Hacker News new | ask | show | jobs
by CJefferson 2348 days ago
The problem is many strings might contain things like commit messages, or filenames, neither of which has to be valid unicode.

I've had the same problem with a few Python 2 -> 3 conversions -- everything is fine until you have to operate on text or filenames which aren't valid utf8/unicode.

1 comments

Got it. So I understand, maybe someone saved a filename as the latin-1 encoding of some non-ASCII text, and Mercurial would need to support such files (but also would have no contextual information that it's latin-1)?
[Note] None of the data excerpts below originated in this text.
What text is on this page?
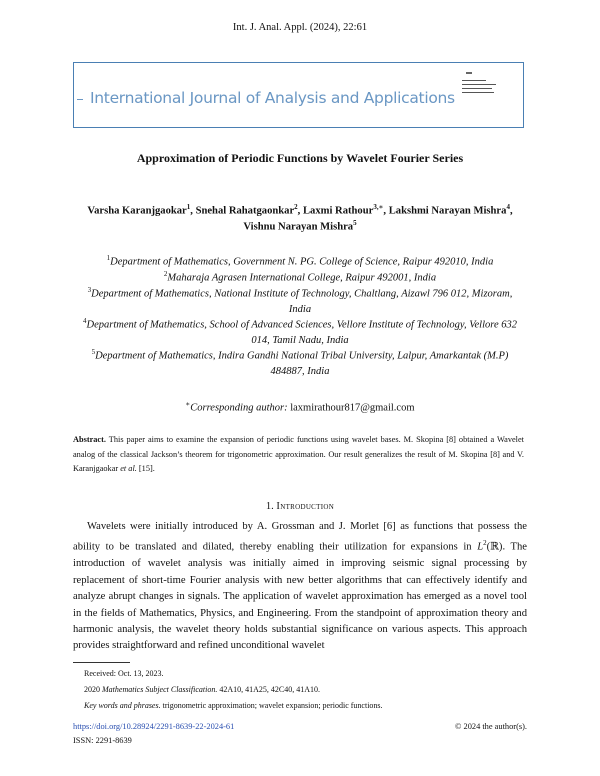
Int. J. Anal. Appl. (2024), 22:61
International Journal of Analysis and Applications
Approximation of Periodic Functions by Wavelet Fourier Series
Varsha Karanjgaokar$^1$, Snehal Rahatgaonkar$^2$, Laxmi Rathour$^{3,∗}$, Lakshmi Narayan Mishra$^4$,
Vishnu Narayan Mishra$^5$
$^1$Department of Mathematics, Government N. PG. College of Science, Raipur 492010, India
$^2$Maharaja Agrasen International College, Raipur 492001, India
$^3$Department of Mathematics, National Institute of Technology, Chaltlang, Aizawl 796 012, Mizoram, India
$^4$Department of Mathematics, School of Advanced Sciences, Vellore Institute of Technology, Vellore 632 014, Tamil Nadu, India
$^5$Department of Mathematics, Indira Gandhi National Tribal University, Lalpur, Amarkantak (M.P) 484887, India
∗Corresponding author: laxmirathour817@gmail.com
Abstract. This paper aims to examine the expansion of periodic functions using wavelet bases. M. Skopina [8] obtained a Wavelet analog of the classical Jackson’s theorem for trigonometric approximation. Our result generalizes the result of M. Skopina [8] and V. Karanjgaokar et al. [15].
1. Introduction

Wavelets were initially introduced by A. Grossman and J. Morlet [6] as functions that possess the ability to be translated and dilated, thereby enabling their utilization for expansions in $L^2(ℝ)$. The introduction of wavelet analysis was initially aimed in improving seismic signal processing by replacement of short-time Fourier analysis with new better algorithms that can effectively identify and analyze abrupt changes in signals. The application of wavelet approximation has emerged as a novel tool in the fields of Mathematics, Physics, and Engineering. From the standpoint of approximation theory and harmonic analysis, the wavelet theory holds substantial significance on various aspects. This approach provides straightforward and refined unconditional wavelet

Received: Oct. 13, 2023.
2020 Mathematics Subject Classification. 42A10, 41A25, 42C40, 41A10.
Key words and phrases. trigonometric approximation; wavelet expansion; periodic functions.
https://doi.org/10.28924/2291-8639-22-2024-61
ISSN: 2291-8639
© 2024 the author(s).
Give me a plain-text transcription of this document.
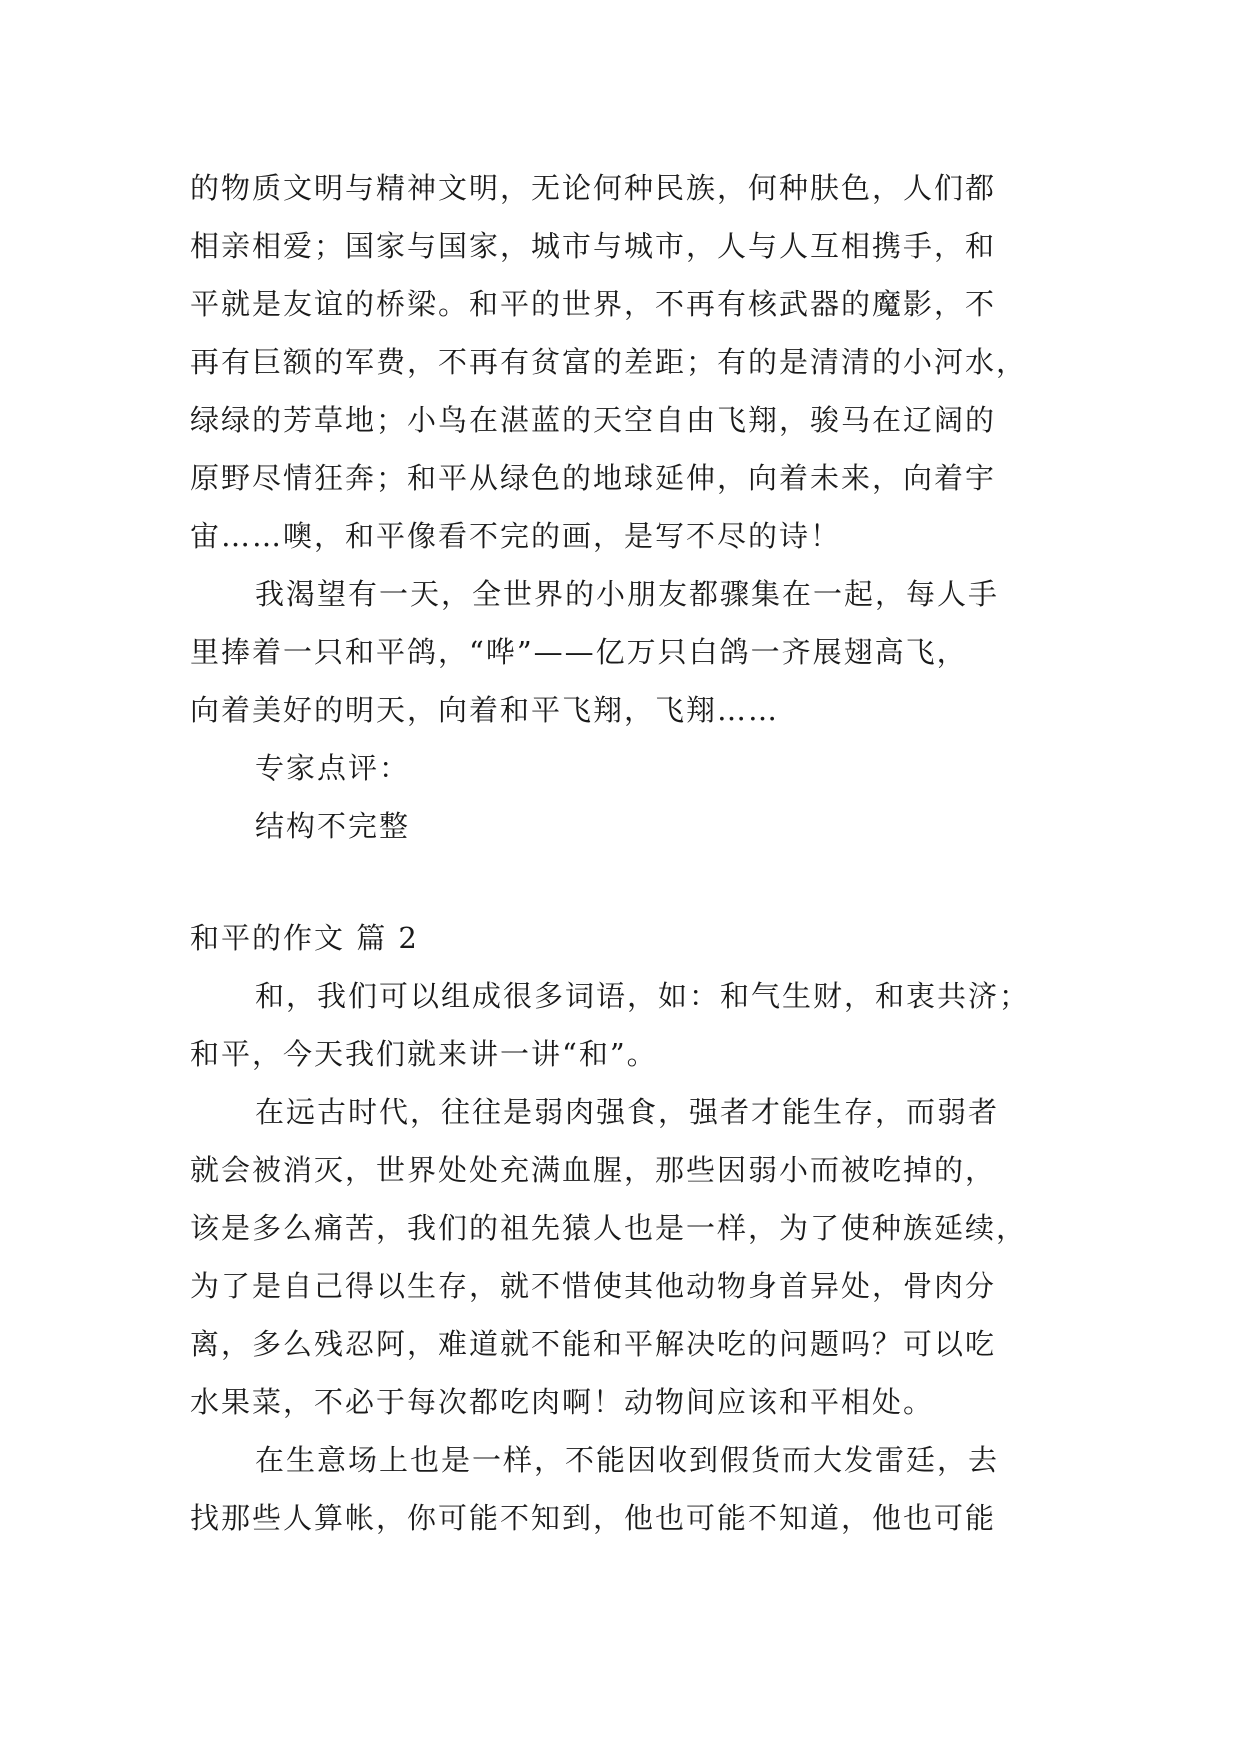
的物质文明与精神文明，无论何种民族，何种肤色，人们都
相亲相爱；国家与国家，城市与城市，人与人互相携手，和
平就是友谊的桥梁。和平的世界，不再有核武器的魔影，不
再有巨额的军费，不再有贫富的差距；有的是清清的小河水，
绿绿的芳草地；小鸟在湛蓝的天空自由飞翔，骏马在辽阔的
原野尽情狂奔；和平从绿色的地球延伸，向着未来，向着宇
宙……噢，和平像看不完的画，是写不尽的诗！
我渴望有一天，全世界的小朋友都骤集在一起，每人手
里捧着一只和平鸽，“哗”——亿万只白鸽一齐展翅高飞，
向着美好的明天，向着和平飞翔，飞翔……
专家点评：
结构不完整
和平的作文 篇 2
和，我们可以组成很多词语，如：和气生财，和衷共济；
和平，今天我们就来讲一讲“和”。
在远古时代，往往是弱肉强食，强者才能生存，而弱者
就会被消灭，世界处处充满血腥，那些因弱小而被吃掉的，
该是多么痛苦，我们的祖先猿人也是一样，为了使种族延续，
为了是自己得以生存，就不惜使其他动物身首异处，骨肉分
离，多么残忍阿，难道就不能和平解决吃的问题吗？可以吃
水果菜，不必于每次都吃肉啊！动物间应该和平相处。
在生意场上也是一样，不能因收到假货而大发雷廷，去
找那些人算帐，你可能不知到，他也可能不知道，他也可能
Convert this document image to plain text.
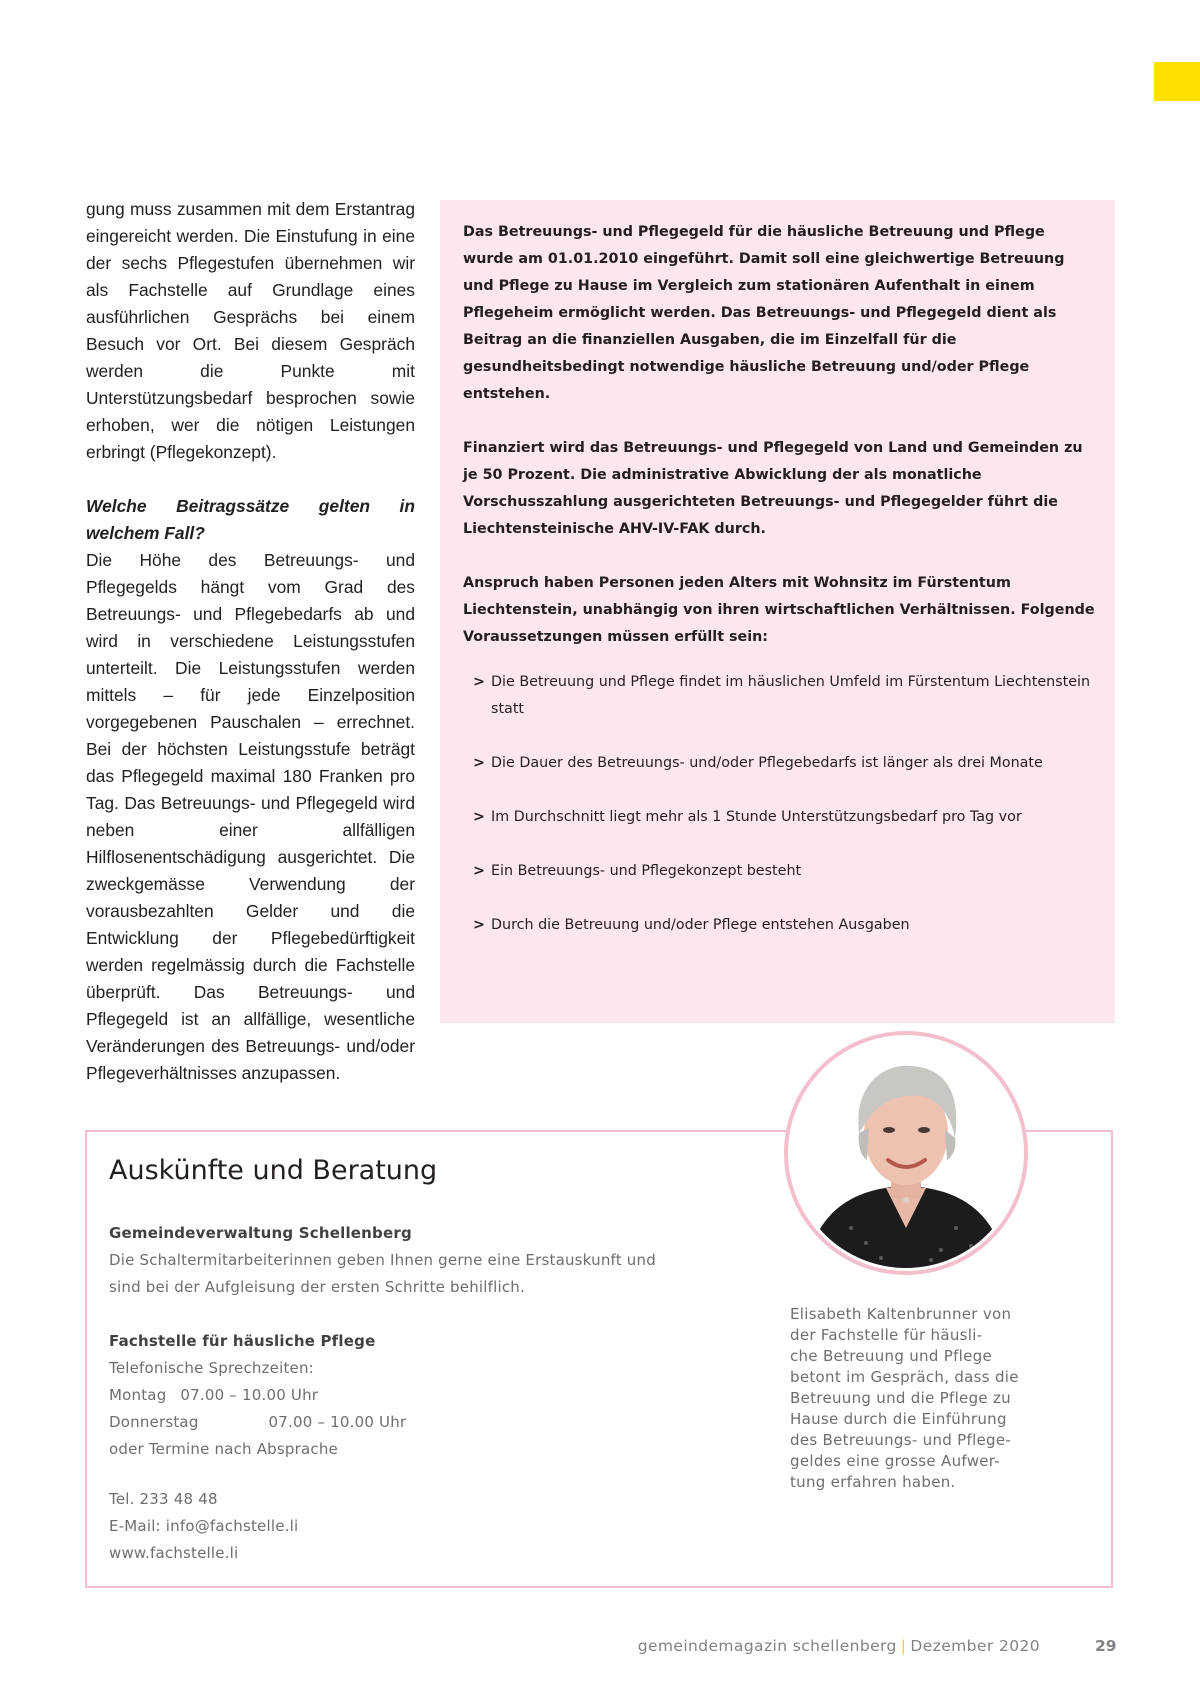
gung muss zusammen mit dem Erstantrag eingereicht werden. Die Einstufung in eine der sechs Pflegestufen übernehmen wir als Fachstelle auf Grundlage eines ausführlichen Gesprächs bei einem Besuch vor Ort. Bei diesem Gespräch werden die Punkte mit Unterstützungsbedarf besprochen sowie erhoben, wer die nötigen Leistungen erbringt (Pflegekonzept).

Welche Beitragssätze gelten in welchem Fall?

Die Höhe des Betreuungs- und Pflegegelds hängt vom Grad des Betreuungs- und Pflegebedarfs ab und wird in verschiedene Leistungsstufen unterteilt. Die Leistungsstufen werden mittels – für jede Einzelposition vorgegebenen Pauschalen – errechnet. Bei der höchsten Leistungsstufe beträgt das Pflegegeld maximal 180 Franken pro Tag. Das Betreuungs- und Pflegegeld wird neben einer allfälligen Hilflosenentschädigung ausgerichtet. Die zweckgemässe Verwendung der vorausbezahlten Gelder und die Entwicklung der Pflegebedürftigkeit werden regelmässig durch die Fachstelle überprüft. Das Betreuungs- und Pflegegeld ist an allfällige, wesentliche Veränderungen des Betreuungs- und/oder Pflegeverhältnisses anzupassen.

Das Betreuungs- und Pflegegeld für die häusliche Betreuung und Pflege wurde am 01.01.2010 eingeführt. Damit soll eine gleichwertige Betreuung und Pflege zu Hause im Vergleich zum stationären Aufenthalt in einem Pflegeheim ermöglicht werden. Das Betreuungs- und Pflegegeld dient als Beitrag an die finanziellen Ausgaben, die im Einzelfall für die gesundheitsbedingt notwendige häusliche Betreuung und/oder Pflege entstehen.

Finanziert wird das Betreuungs- und Pflegegeld von Land und Gemeinden zu je 50 Prozent. Die administrative Abwicklung der als monatliche Vorschusszahlung ausgerichteten Betreuungs- und Pflegegelder führt die Liechtensteinische AHV-IV-FAK durch.

Anspruch haben Personen jeden Alters mit Wohnsitz im Fürstentum Liechtenstein, unabhängig von ihren wirtschaftlichen Verhältnissen. Folgende Voraussetzungen müssen erfüllt sein:

> Die Betreuung und Pflege findet im häuslichen Umfeld im Fürstentum Liechtenstein statt
> Die Dauer des Betreuungs- und/oder Pflegebedarfs ist länger als drei Monate
> Im Durchschnitt liegt mehr als 1 Stunde Unterstützungsbedarf pro Tag vor
> Ein Betreuungs- und Pflegekonzept besteht
> Durch die Betreuung und/oder Pflege entstehen Ausgaben
Auskünfte und Beratung
Gemeindeverwaltung Schellenberg
Die Schaltermitarbeiterinnen geben Ihnen gerne eine Erstauskunft und
sind bei der Aufgleisung der ersten Schritte behilflich.
Fachstelle für häusliche Pflege
Telefonische Sprechzeiten:
Montag 07.00 – 10.00 Uhr
Donnerstag	07.00 – 10.00 Uhr
oder Termine nach Absprache
Tel. 233 48 48
E-Mail: info@fachstelle.li
www.fachstelle.li
Elisabeth Kaltenbrunner von
der Fachstelle für häusli-
che Betreuung und Pflege
betont im Gespräch, dass die
Betreuung und die Pflege zu
Hause durch die Einführung
des Betreuungs- und Pflege-
geldes eine grosse Aufwer-
tung erfahren haben.
gemeindemagazin schellenberg | Dezember 2020	29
I'm tempted to say "nobody should have filenames like that", but I guess a project like Mercurial needs to be as compatible as possible. Are there modern use cases for filenames like that, or is it fair to say it's all legacy data?

It's going to be the case every time you mount a Windows file system, for example.

A big part of the problem is that a project like Mercurial doesn't have control over what files people use it on. They have to design for the pessimal scenario, because when the tool breaks, users complain.

If you want to write a version control system, banning a big chunk of perfectly legal filenames on both linux and windows seems like a bad choice. Users do have such filenames, and saying you can't store their files "because they aren't UTF-8" will annoy them.

I've seen such filenames occur from people using the name as a binary encoding in some way. As long as you miss (from wikipedia) NUL, \, /, :, *, ", <, >, | you will end up with a filename which all OSes support, and some systems do that.